Após quase 11 anos, presidente sanciona Lei do Ato Médico

O Diário Oficial da União (DOU) publicou hoje (11), com dez vetos, a lei que disciplina o exercício da medicina no país, sancionada pela presidente Dilma Rousseff. A Lei do Ato Médico determina que são privativas do médico atividades como: indicação e execução da intervenção cirúrgica, execução de sedação profunda, e a indicação da execução e execução de procedimentos invasivos, sejam terapêuticos ou estéticos, como biópsias, endoscopias e invasão da pele com uso de produtos químicos ou abrasivos.

O projeto que deu origem à lei tramitou por quase 11 anos no Congresso Nacional e foi tema de 27 audiências públicas.
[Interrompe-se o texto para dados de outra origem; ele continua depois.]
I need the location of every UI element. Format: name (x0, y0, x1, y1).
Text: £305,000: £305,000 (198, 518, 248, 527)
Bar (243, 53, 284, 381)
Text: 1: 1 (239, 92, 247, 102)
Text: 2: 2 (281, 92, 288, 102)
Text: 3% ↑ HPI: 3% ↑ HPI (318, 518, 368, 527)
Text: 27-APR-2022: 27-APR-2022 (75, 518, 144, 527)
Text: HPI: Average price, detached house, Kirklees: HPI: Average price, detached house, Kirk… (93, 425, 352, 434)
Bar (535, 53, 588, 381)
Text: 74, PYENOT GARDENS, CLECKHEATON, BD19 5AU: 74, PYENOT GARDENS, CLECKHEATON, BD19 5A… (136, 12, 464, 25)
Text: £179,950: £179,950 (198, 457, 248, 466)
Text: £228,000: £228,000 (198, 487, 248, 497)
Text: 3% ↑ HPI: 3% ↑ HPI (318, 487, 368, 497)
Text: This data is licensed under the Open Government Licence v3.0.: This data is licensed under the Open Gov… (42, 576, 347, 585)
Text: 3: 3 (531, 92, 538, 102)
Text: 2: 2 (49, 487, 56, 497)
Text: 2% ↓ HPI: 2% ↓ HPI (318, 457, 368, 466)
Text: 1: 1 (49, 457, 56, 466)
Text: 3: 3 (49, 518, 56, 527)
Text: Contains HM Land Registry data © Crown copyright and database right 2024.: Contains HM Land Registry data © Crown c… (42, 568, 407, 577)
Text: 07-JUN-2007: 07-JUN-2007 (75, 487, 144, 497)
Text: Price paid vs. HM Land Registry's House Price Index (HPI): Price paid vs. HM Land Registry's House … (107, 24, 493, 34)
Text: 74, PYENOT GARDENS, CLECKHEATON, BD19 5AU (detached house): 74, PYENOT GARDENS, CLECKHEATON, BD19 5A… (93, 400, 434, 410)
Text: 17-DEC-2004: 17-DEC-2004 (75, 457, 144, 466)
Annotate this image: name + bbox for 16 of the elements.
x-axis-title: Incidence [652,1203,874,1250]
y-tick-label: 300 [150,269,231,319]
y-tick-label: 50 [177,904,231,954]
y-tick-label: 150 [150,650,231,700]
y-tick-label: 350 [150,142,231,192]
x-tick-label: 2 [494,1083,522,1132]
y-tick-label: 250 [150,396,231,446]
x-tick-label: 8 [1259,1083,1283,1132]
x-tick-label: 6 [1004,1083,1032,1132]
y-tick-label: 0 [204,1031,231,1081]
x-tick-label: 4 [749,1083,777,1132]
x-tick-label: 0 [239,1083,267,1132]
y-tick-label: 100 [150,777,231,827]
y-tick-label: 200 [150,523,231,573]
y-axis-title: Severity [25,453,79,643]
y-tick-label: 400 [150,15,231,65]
A nova legislação entra em vigor em 60 dias.

Ainda de acordo com a Lei, por meio dos vetos, outros profissionais poderão formular diagnóstico e respectiva prescrição terapêutica, indicar o uso de órteses e próteses e prescrever órteses e próteses oftalmológicas.

A presidente argumenta que rejeitou que o diagnóstico ficasse restrito ao médico porque, “da forma como foi redigido, o inciso impediria a continuidade de inúmeros programas do Sistema Único de Saúde que funcionam a partir da atuação integrada dos profissionais de saúde, contando, inclusive, com a realização do diagnóstico nosológico por profissionais de outras áreas que não a médica”. “É o caso dos programas de prevenção e controle à malária, tuberculose, hanseníase e doenças sexualmente transmissíveis, dentre outros. Assim, a sanção do texto poderia comprometer as políticas públicas da área de saúde, além de introduzir elevado risco de judicialização da matéria”, defende a presidente na mensagem enviada ao Congresso com as razões dos vetos feitos ao projeto.

No entanto, foi vetado inciso que dizia não serem privativos do médico” os diagnósticos funcional, psicológico, nutricional e ambiental, e as avaliações comportamental e das capacidades mental, sensorial e perceptocognitiva.”

Pela lei, ainda são privativos do médico perícia e auditoria médicas, ensino de disciplinas especificamente médicas e coordenação dos cursos de graduação em Medicina, dos programas de residência médica e dos cursos de pós-graduação específicos para médicos. A direção administrativa de serviços de saúde, porém, pode ser exercida por outro profissional.

Conforme divulgado pela assessoria de imprensa do Conselho Federal de Enfermagem, os pontos que a classe defendia que fossem excluídos do texto foram vetados.